De início, ele já deve ao patrão o preço da mudança, por aquele fixado
arbitrariamente, e contabilizado unilateralmente em seus livros. A dívida é
acrescida de juros periódicos, sem controle e ciência do seringueiro, que
jamais dela se libertará, por impagável...
Constrói,
ele mesmo, seu barraco – toras de palmeira fincadas no chão e cobertas com suas
próprias folhas; inteiramente aberto por causa do calor equatoriano, o barraco
não tem paredes; apenas soalho e teto, sendo acessível, pois, às feras, aos
mosquitos e tudo o mais. Nele viverão todos da família, em comum, na
promiscuidade da intimidade forçada. Ali se dorme, se come, se cozinha, se toma
banho. Os filhos assistem aos pais se amando, tudo prematuramente, mas, para
eles, absolutamente natural. No barraco se arma a rede; uma para começar, do
casal, e, a cada nove meses, mais uma para a criança que nasce...
O
casal terá inúmeros filhos: dez, doze, até dezoito! Muitos morrerão, outros
sobreviverão, numa demonstração de resistência do gênero humano. em dez ou
quinze anos, ambos estarão velhos, desdentados, impaludados, com vermes, se não
tuberculosos. As filhas maiores serão cobertas pelo próprio pai; novas crianças
surgirão.

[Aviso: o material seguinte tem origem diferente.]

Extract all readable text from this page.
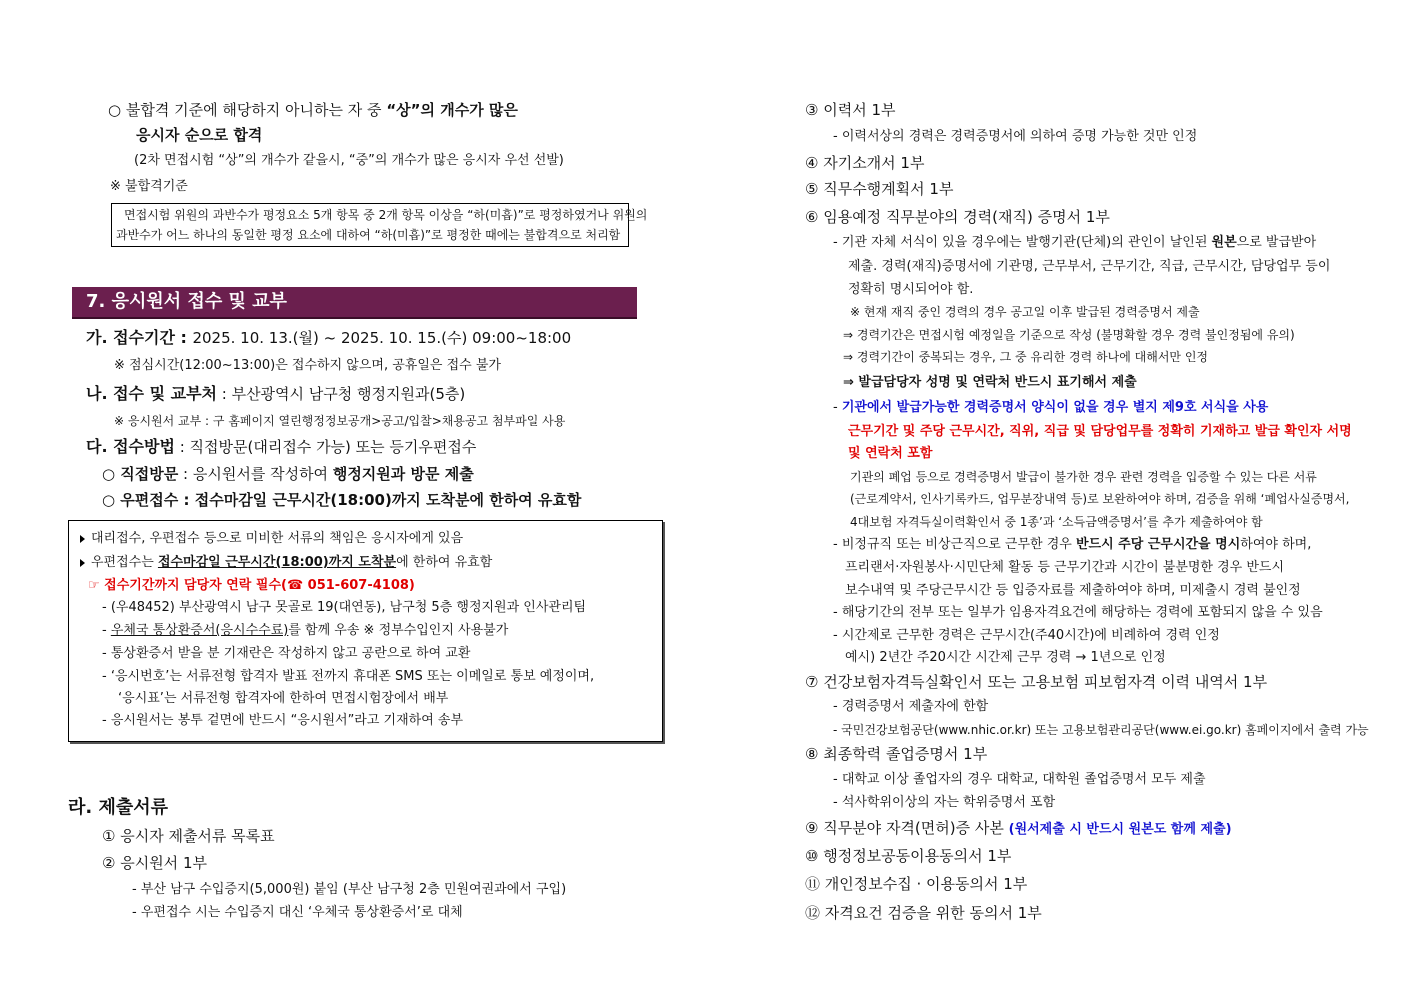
○ 불합격 기준에 해당하지 아니하는 자 중 “상”의 개수가 많은
응시자 순으로 합격
(2차 면접시험 “상”의 개수가 같을시, “중”의 개수가 많은 응시자 우선 선발)
※ 불합격기준
면접시험 위원의 과반수가 평정요소 5개 항목 중 2개 항목 이상을 “하(미흡)”로 평정하였거나 위원의
과반수가 어느 하나의 동일한 평정 요소에 대하여 “하(미흡)”로 평정한 때에는 불합격으로 처리함
7. 응시원서 접수 및 교부
가. 접수기간 : 2025. 10. 13.(월) ~ 2025. 10. 15.(수) 09:00~18:00
※ 점심시간(12:00~13:00)은 접수하지 않으며, 공휴일은 접수 불가
나. 접수 및 교부처 : 부산광역시 남구청 행정지원과(5층)
※ 응시원서 교부 : 구 홈페이지 열린행정정보공개>공고/입찰>채용공고 첨부파일 사용
다. 접수방법 : 직접방문(대리접수 가능) 또는 등기우편접수
○ 직접방문 : 응시원서를 작성하여 행정지원과 방문 제출
○ 우편접수 : 접수마감일 근무시간(18:00)까지 도착분에 한하여 유효함
대리접수, 우편접수 등으로 미비한 서류의 책임은 응시자에게 있음
우편접수는 접수마감일 근무시간(18:00)까지 도착분에 한하여 유효함
☞ 접수기간까지 담당자 연락 필수(☎ 051-607-4108)
- (우48452) 부산광역시 남구 못골로 19(대연동), 남구청 5층 행정지원과 인사관리팀
- 우체국 통상환증서(응시수수료)를 함께 우송 ※ 정부수입인지 사용불가
- 통상환증서 받을 분 기재란은 작성하지 않고 공란으로 하여 교환
- ‘응시번호’는 서류전형 합격자 발표 전까지 휴대폰 SMS 또는 이메일로 통보 예정이며,
‘응시표’는 서류전형 합격자에 한하여 면접시험장에서 배부
- 응시원서는 봉투 겉면에 반드시 “응시원서”라고 기재하여 송부
라. 제출서류
① 응시자 제출서류 목록표
② 응시원서 1부
- 부산 남구 수입증지(5,000원) 붙임 (부산 남구청 2층 민원여권과에서 구입)
- 우편접수 시는 수입증지 대신 ‘우체국 통상환증서’로 대체
③ 이력서 1부
- 이력서상의 경력은 경력증명서에 의하여 증명 가능한 것만 인정
④ 자기소개서 1부
⑤ 직무수행계획서 1부
⑥ 임용예정 직무분야의 경력(재직) 증명서 1부
- 기관 자체 서식이 있을 경우에는 발행기관(단체)의 관인이 날인된 원본으로 발급받아
제출. 경력(재직)증명서에 기관명, 근무부서, 근무기간, 직급, 근무시간, 담당업무 등이
정확히 명시되어야 함.
※ 현재 재직 중인 경력의 경우 공고일 이후 발급된 경력증명서 제출
⇒ 경력기간은 면접시험 예정일을 기준으로 작성 (불명확할 경우 경력 불인정됨에 유의)
⇒ 경력기간이 중복되는 경우, 그 중 유리한 경력 하나에 대해서만 인정
⇒ 발급담당자 성명 및 연락처 반드시 표기해서 제출
- 기관에서 발급가능한 경력증명서 양식이 없을 경우 별지 제9호 서식을 사용
근무기간 및 주당 근무시간, 직위, 직급 및 담당업무를 정확히 기재하고 발급 확인자 서명
및 연락처 포함
기관의 폐업 등으로 경력증명서 발급이 불가한 경우 관련 경력을 입증할 수 있는 다른 서류
(근로계약서, 인사기록카드, 업무분장내역 등)로 보완하여야 하며, 검증을 위해 ‘폐업사실증명서,
4대보험 자격득실이력확인서 중 1종’과 ‘소득금액증명서’를 추가 제출하여야 함
- 비정규직 또는 비상근직으로 근무한 경우 반드시 주당 근무시간을 명시하여야 하며,
프리랜서·자원봉사·시민단체 활동 등 근무기간과 시간이 불분명한 경우 반드시
보수내역 및 주당근무시간 등 입증자료를 제출하여야 하며, 미제출시 경력 불인정
- 해당기간의 전부 또는 일부가 임용자격요건에 해당하는 경력에 포함되지 않을 수 있음
- 시간제로 근무한 경력은 근무시간(주40시간)에 비례하여 경력 인정
예시) 2년간 주20시간 시간제 근무 경력 → 1년으로 인정
⑦ 건강보험자격득실확인서 또는 고용보험 피보험자격 이력 내역서 1부
- 경력증명서 제출자에 한함
- 국민건강보험공단(www.nhic.or.kr) 또는 고용보험관리공단(www.ei.go.kr) 홈페이지에서 출력 가능
⑧ 최종학력 졸업증명서 1부
- 대학교 이상 졸업자의 경우 대학교, 대학원 졸업증명서 모두 제출
- 석사학위이상의 자는 학위증명서 포함
⑨ 직무분야 자격(면허)증 사본 (원서제출 시 반드시 원본도 함께 제출)
⑩ 행정정보공동이용동의서 1부
⑪ 개인정보수집 · 이용동의서 1부
⑫ 자격요건 검증을 위한 동의서 1부
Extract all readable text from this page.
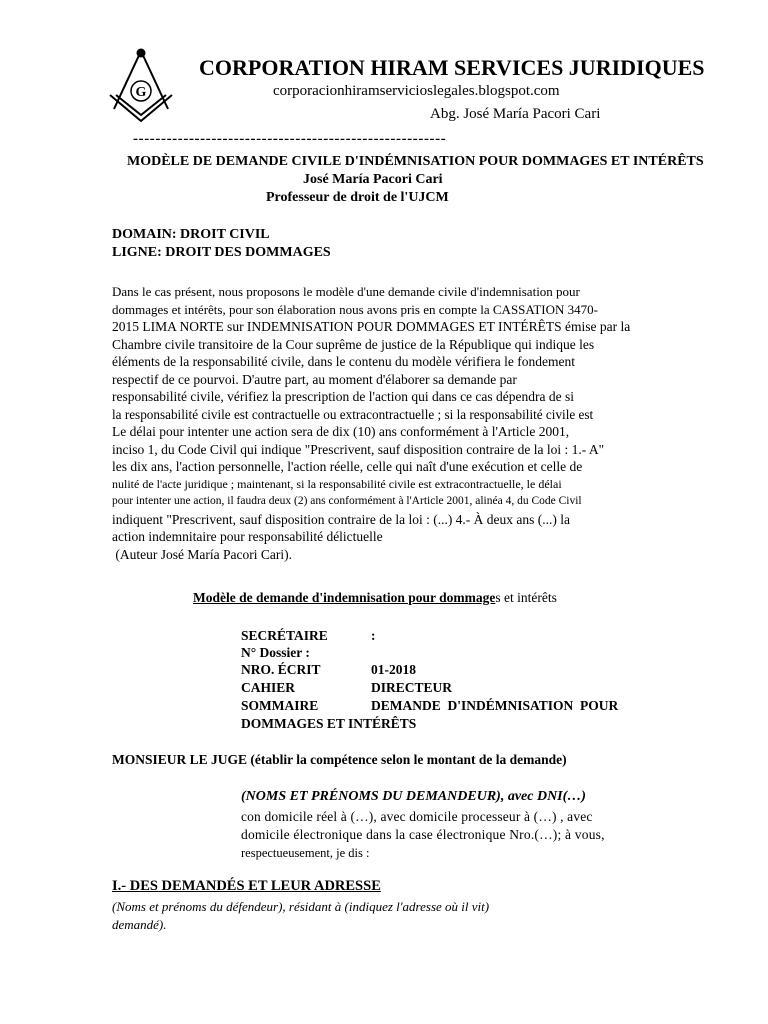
G
CORPORATION HIRAM SERVICES JURIDIQUES
corporacionhiramservicioslegales.blogspot.com
Abg. José María Pacori Cari
--------------------------------------------------------
MODÈLE DE DEMANDE CIVILE D'INDÉMNISATION POUR DOMMAGES ET INTÉRÊTS
José María Pacori Cari
Professeur de droit de l'UJCM
DOMAIN: DROIT CIVIL
LIGNE: DROIT DES DOMMAGES
Dans le cas présent, nous proposons le modèle d'une demande civile d'indemnisation pour
dommages et intérêts, pour son élaboration nous avons pris en compte la CASSATION 3470-
2015 LIMA NORTE sur INDEMNISATION POUR DOMMAGES ET INTÉRÊTS émise par la
Chambre civile transitoire de la Cour suprême de justice de la République qui indique les
éléments de la responsabilité civile, dans le contenu du modèle vérifiera le fondement
respectif de ce pourvoi. D'autre part, au moment d'élaborer sa demande par
responsabilité civile, vérifiez la prescription de l'action qui dans ce cas dépendra de si
la responsabilité civile est contractuelle ou extracontractuelle ; si la responsabilité civile est
Le délai pour intenter une action sera de dix (10) ans conformément à l'Article 2001,
inciso 1, du Code Civil qui indique "Prescrivent, sauf disposition contraire de la loi : 1.- A"
les dix ans, l'action personnelle, l'action réelle, celle qui naît d'une exécution et celle de
nulité de l'acte juridique ; maintenant, si la responsabilité civile est extracontractuelle, le délai
pour intenter une action, il faudra deux (2) ans conformément à l'Article 2001, alinéa 4, du Code Civil
indiquent "Prescrivent, sauf disposition contraire de la loi : (...) 4.- À deux ans (...) la
action indemnitaire pour responsabilité délictuelle
(Auteur José María Pacori Cari).
Modèle de demande d'indemnisation pour dommages et intérêts
SECRÉTAIRE	:
N° Dossier :
NRO. ÉCRIT	01-2018
CAHIER	DIRECTEUR
SOMMAIRE	DEMANDE  D'INDÉMNISATION  POUR
DOMMAGES ET INTÉRÊTS
MONSIEUR LE JUGE (établir la compétence selon le montant de la demande)
(NOMS ET PRÉNOMS DU DEMANDEUR), avec DNI(…)
con domicile réel à (…), avec domicile processeur à (…) , avec
domicile électronique dans la case électronique Nro.(…); à vous,
respectueusement, je dis :
I.- DES DEMANDÉS ET LEUR ADRESSE
(Noms et prénoms du défendeur), résidant à (indiquez l'adresse où il vit)
demandé).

A miséria vai aumentando em progressão geométrica, a desnutrição é
crônica, a mortalidade impressionante.
Só,
absolutamente só, sem ver ninguém, sem contato com a chamada civilização,
desassistido inteiramente, isolado naquele mundo primitivo, distanciado
centenas e centenas de quilômetros da povoação, contando somente consigo, o
seringueiro-herói é um pigmeu ante o gigantismo da mata, do cumaru-ferro, da
bela castanheira, rainha da floresta pelo seu porte; da seringueira, sua
conhecida companheira de trabalho, na medida em que ele dará a base de seu
sustento; de milhares de espécimes vegetais que formam a maior reserva
florestal do mundo!
Além
de pigmeu, frente a cenário de tal jaez, cósmico, que o deslumbra, maravilha,
fascina, e a um tempo o atemoriza e o acachapa, ele é também um gigante, pela
tarefa que exercita, pela luta homérica contra a natureza hostil, os animais
ferozes, o ilhamento, o mosquito e o pior: o homem! O homem que o explora!
Livre,
naquele cenário sem limites, sente-se dono de tudo, sem dono aparente ao seu
redor, sem controle visível! Ao mesmo tempo em que se sente liberto, é
manipulado por cordões invisíveis, a distância; é escravo eterno do homem que o
trouxe, a quem ficará devendo pelo resto da vida, por mais que venha a produzir,
e de quem dependerá, doravante, para o fornecimento de gêneros, de ferramentas,
de munição para a defesa pessoal e a caça. O homem é o escravizador para o qual
trabalha, árdua, asperamente, de doze a dezoito horas por dia, durante o ano
todo, sob o sol e a chuva, são ou doente, queira ou não queira, sem qualquer
proteção legal, sob pena de sucumbir, de não produzir o esperado, de não ter o
que comer.
O
trabalho do seringal tem mão única: só entrada; não há saída, a não ser pela
morte do seringueiro. Gigante-pigmeu, liberto-escravo, ele é o herói da
Amazônia-acriana!
O
seringueiro Severino deixa o barraco bem cedo, antes do sol aparecer. A mulher,
Raimunda, o sacode forte para acordá-lo. Faz poucas horas que se deitou,
fizeram amor, como o fazem quase todas as noites. Desta vez foi com ela,
Raimunda, e não com a Maria, filha já moça e mãe de dois filhos dele, seu pai.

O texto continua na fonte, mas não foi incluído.